More talk about the future of Visual Basic


Normally I don't like to make entries that are just a collection of links, but this time I will make an exception.  Here are some other blogs and posts about the future of Visual Basic and Project LINQ:


http://www.panopticoncentral.net/archive/2005/09/13/10501.aspx  - Paul Vick


http://blogs.msdn.com/vsdata/archive/2005/09/12/Announcing_Linq.aspx - Alan Griver


http://blogs.msdn.com/vbteam/archive/2005/09/13/464893.aspx - Amanada Silver


http://lambda-the-ultimate.org/node/view/967 - Ehud Lamm


Don't forget to check out the VB Future page at http://msdn.microsoft.com/VBasic/Future/ and the PDC Resource CD online at http://msdn.microsoft.com/VBasic/PDC05/

Comments (2)
  1. Jim says:

    Certainly we VBers are interested in the future of VB, but telling us about the future of VB now when we haven’t even gotten the production version of VS2005 is information overload.

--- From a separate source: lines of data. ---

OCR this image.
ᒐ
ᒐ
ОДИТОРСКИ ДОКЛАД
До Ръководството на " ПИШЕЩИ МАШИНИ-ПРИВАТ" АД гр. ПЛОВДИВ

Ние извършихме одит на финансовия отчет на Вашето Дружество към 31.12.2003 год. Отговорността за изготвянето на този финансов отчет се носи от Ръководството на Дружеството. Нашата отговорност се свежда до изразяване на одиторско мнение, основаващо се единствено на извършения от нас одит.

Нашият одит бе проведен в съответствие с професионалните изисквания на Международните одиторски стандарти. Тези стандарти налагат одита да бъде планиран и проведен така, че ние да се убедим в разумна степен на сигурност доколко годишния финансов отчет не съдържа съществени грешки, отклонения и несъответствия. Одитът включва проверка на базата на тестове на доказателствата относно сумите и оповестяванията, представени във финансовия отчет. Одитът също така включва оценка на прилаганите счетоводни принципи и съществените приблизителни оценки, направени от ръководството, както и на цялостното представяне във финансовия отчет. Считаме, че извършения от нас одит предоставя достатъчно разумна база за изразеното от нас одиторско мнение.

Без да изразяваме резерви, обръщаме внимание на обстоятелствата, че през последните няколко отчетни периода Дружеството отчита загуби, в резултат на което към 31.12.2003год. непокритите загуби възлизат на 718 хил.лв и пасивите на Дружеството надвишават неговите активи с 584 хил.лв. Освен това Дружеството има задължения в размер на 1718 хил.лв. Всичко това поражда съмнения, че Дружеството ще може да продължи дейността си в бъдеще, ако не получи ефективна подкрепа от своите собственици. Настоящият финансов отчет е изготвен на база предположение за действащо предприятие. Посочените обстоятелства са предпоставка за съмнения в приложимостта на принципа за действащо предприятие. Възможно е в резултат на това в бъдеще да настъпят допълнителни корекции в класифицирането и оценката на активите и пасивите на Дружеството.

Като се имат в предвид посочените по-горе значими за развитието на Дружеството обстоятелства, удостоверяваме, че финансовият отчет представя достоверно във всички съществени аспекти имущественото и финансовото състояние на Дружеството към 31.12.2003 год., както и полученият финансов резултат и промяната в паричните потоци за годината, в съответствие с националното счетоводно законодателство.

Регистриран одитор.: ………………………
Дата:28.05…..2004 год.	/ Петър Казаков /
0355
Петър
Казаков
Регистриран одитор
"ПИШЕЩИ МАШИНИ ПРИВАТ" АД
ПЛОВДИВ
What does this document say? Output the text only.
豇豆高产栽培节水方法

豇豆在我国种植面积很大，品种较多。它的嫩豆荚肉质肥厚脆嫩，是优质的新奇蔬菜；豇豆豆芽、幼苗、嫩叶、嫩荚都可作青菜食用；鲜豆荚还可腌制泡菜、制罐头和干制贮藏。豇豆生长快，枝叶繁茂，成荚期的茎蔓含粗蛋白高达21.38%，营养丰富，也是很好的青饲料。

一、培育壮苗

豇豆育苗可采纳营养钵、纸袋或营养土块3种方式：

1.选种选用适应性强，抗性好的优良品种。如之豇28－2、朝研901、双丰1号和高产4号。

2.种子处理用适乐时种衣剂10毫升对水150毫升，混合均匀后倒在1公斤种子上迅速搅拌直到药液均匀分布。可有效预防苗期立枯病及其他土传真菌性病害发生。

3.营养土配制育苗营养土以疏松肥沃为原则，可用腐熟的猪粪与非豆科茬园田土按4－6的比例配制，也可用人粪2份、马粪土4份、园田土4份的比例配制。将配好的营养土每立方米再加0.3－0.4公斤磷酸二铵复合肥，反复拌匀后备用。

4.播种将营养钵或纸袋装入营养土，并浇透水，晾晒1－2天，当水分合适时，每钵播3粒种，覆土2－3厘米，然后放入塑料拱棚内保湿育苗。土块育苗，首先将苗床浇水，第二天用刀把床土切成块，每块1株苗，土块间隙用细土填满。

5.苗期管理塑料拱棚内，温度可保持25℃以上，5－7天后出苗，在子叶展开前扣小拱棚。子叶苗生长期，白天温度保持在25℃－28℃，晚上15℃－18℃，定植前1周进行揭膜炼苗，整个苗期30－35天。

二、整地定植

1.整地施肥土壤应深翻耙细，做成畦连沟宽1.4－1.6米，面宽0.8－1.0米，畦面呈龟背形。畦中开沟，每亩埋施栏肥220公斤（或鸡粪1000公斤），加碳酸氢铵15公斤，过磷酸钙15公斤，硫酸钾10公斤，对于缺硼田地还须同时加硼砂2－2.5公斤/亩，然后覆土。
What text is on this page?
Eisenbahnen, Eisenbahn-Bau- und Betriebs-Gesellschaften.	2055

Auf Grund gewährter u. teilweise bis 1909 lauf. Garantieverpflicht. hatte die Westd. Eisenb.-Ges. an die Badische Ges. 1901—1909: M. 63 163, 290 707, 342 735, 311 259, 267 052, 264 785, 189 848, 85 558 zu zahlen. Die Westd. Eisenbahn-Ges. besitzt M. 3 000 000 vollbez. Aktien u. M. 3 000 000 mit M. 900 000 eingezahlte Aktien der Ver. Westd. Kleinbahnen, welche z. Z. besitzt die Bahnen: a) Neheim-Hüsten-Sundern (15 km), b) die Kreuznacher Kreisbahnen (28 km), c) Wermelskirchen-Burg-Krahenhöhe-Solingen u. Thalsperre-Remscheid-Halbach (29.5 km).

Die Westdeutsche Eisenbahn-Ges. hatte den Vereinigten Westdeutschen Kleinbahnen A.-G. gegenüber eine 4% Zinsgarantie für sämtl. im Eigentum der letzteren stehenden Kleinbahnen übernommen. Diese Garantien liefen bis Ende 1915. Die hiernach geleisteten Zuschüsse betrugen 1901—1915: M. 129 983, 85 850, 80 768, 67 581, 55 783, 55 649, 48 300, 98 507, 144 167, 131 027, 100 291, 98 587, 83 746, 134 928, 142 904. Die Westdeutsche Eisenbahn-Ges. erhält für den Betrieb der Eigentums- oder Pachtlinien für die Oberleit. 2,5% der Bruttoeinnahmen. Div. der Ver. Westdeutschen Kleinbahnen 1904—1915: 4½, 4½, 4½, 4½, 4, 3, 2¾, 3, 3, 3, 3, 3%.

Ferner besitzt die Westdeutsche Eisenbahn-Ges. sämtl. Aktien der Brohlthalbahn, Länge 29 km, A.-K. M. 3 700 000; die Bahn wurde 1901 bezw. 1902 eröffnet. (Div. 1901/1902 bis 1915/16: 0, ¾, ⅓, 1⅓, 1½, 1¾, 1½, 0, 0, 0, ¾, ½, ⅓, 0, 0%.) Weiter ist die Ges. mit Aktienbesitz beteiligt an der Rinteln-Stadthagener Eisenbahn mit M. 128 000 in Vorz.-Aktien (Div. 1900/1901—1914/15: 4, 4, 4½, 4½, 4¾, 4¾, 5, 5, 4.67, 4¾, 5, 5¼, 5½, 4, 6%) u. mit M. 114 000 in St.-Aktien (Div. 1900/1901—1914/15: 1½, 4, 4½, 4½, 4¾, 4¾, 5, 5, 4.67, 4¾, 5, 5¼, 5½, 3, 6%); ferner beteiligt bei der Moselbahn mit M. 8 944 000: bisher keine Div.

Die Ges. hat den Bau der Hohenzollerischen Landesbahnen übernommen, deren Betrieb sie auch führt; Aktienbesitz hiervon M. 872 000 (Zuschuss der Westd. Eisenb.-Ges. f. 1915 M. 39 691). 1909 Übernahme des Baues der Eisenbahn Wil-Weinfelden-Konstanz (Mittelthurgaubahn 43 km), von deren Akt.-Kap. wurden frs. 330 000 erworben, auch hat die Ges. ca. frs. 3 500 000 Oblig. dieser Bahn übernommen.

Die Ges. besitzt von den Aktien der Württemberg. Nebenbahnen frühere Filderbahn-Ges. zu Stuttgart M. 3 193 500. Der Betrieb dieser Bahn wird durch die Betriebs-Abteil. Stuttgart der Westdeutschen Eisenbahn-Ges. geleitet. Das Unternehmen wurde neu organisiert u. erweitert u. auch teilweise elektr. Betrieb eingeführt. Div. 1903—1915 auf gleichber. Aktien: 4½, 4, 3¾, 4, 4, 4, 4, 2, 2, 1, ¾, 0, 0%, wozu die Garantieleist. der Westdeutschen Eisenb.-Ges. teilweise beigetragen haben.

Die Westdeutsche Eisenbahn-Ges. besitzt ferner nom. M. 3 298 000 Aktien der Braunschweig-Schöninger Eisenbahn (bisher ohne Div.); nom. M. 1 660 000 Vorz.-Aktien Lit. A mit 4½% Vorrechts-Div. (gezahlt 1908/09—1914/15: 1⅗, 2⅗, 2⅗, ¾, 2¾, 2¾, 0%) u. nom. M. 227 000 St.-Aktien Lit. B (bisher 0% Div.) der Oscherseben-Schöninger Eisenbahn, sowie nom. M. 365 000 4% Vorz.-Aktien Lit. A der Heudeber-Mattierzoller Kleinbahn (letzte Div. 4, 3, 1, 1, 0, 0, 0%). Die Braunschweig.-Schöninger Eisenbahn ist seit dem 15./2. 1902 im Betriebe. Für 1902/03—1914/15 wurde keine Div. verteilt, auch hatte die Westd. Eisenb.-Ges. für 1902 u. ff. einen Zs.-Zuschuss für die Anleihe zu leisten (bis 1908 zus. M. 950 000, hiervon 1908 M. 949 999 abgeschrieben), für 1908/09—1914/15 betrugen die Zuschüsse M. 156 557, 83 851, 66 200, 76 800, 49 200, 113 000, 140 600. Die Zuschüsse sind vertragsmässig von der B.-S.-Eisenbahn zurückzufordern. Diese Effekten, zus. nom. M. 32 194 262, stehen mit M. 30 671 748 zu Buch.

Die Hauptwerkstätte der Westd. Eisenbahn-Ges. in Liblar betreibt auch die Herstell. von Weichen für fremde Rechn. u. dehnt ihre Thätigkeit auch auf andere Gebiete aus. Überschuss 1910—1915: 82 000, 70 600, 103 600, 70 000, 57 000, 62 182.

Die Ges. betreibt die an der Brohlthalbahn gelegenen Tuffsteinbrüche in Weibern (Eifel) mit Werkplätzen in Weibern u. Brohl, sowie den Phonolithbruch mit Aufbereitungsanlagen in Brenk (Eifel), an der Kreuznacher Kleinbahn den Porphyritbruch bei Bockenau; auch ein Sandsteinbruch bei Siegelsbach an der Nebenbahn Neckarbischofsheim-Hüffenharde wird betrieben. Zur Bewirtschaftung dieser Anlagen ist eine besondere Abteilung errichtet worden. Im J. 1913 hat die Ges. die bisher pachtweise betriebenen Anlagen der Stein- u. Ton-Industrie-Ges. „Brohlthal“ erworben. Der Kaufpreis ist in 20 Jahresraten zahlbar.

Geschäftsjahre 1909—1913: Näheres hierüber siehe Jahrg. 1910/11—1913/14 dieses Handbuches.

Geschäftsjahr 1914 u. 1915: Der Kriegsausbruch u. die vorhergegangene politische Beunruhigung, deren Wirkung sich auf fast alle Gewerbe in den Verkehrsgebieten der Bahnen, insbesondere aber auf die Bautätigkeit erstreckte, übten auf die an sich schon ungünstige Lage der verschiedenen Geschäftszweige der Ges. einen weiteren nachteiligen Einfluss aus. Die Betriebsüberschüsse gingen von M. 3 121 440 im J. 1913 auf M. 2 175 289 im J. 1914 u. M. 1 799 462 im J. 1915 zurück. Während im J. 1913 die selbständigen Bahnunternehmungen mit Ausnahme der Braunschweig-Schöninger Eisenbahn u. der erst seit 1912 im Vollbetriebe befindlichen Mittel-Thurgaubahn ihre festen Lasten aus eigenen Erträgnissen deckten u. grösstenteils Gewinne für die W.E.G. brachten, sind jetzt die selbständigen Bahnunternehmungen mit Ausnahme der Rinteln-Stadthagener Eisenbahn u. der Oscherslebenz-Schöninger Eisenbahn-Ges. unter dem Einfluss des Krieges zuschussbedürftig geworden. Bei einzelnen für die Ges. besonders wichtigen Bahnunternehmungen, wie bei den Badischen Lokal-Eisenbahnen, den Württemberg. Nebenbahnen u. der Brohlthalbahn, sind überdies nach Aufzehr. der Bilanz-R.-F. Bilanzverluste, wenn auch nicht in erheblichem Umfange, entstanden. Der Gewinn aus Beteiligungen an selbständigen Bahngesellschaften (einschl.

    I think we would be more interested to know that the MS VB Team is working hard to finish VS2005. One gets the impression the VB Team has closed the door on VB8, and they are off to greener pastures.

    Keep up the good work.

  2. Brad_McCabe says:

    –> I think we would be more interested to know that the MS VB Team is working hard to finish VS2005. One gets the impression the VB Team has closed the door on VB8, and they are off to greener pastures.

    Since VS 2005 is to be launched on November 7th you need to back up from there and figure the numbers of weeks to get thousands of CDs pressed to get in the hands of resellers and all of the work that has to be done between RTM and Launch. Doing this you would notice that the time to a realistic RTM date (The date the code is shipped to the manufacture and by extension impossible to change) is in a matter of time measured in days, not weeks or months. Given that things are so close to RTM the VB 8.0 (AKA VB 2005) book is closed.

    In fact it was announced that BETA 2 was feature complete when it was released months ago, so effectively the book was closed at that point on new features. The Release Candidate was issued a few weeks ago so that shuts things down even farther.

    Granted there are a few odds and ends in the polish space that are being worked on by the development team, however is you look at the job titles of the folks in the videos and on the VB 9.0 items they are mostly Program Managers and Technical Leads (Microsoft job title for the core of really smart Devs thinking about the big picture and things down the road). These are the hardly the folks that would be fixing bugs or writing any last minute code, like all PMs in the software world these folks are focused on defining the product and writing the specs. By nature they start on a new product before the Dev Teams come in and shift their primary focus off that product before the Dev teams.

    In fact now is the perfect time to discuss VB 9.0. Once the development teams are long into the development cycle it becomes very expensive and hard to include feedback from customers. By getting out with customers and getting feedback early in the cycle we are able to make sure customer requests and issues make it into the next version. Asking for features or telling us something does not work the way you want it to late in the cycle does not allow time to make the change to the product that people would like.

    Like most large software companies we always have a small team working on V.Next+1 (Right now that would be VB 9.0) or farther, a large team working V.Next (Right now that would be VB 2005 AKA VB 8.0), and a team doing maintenance on existing code (VB 2002/2003 AKA VB 7.0/7.1). This enables us to support all of our customers where ever they are in the product cycle.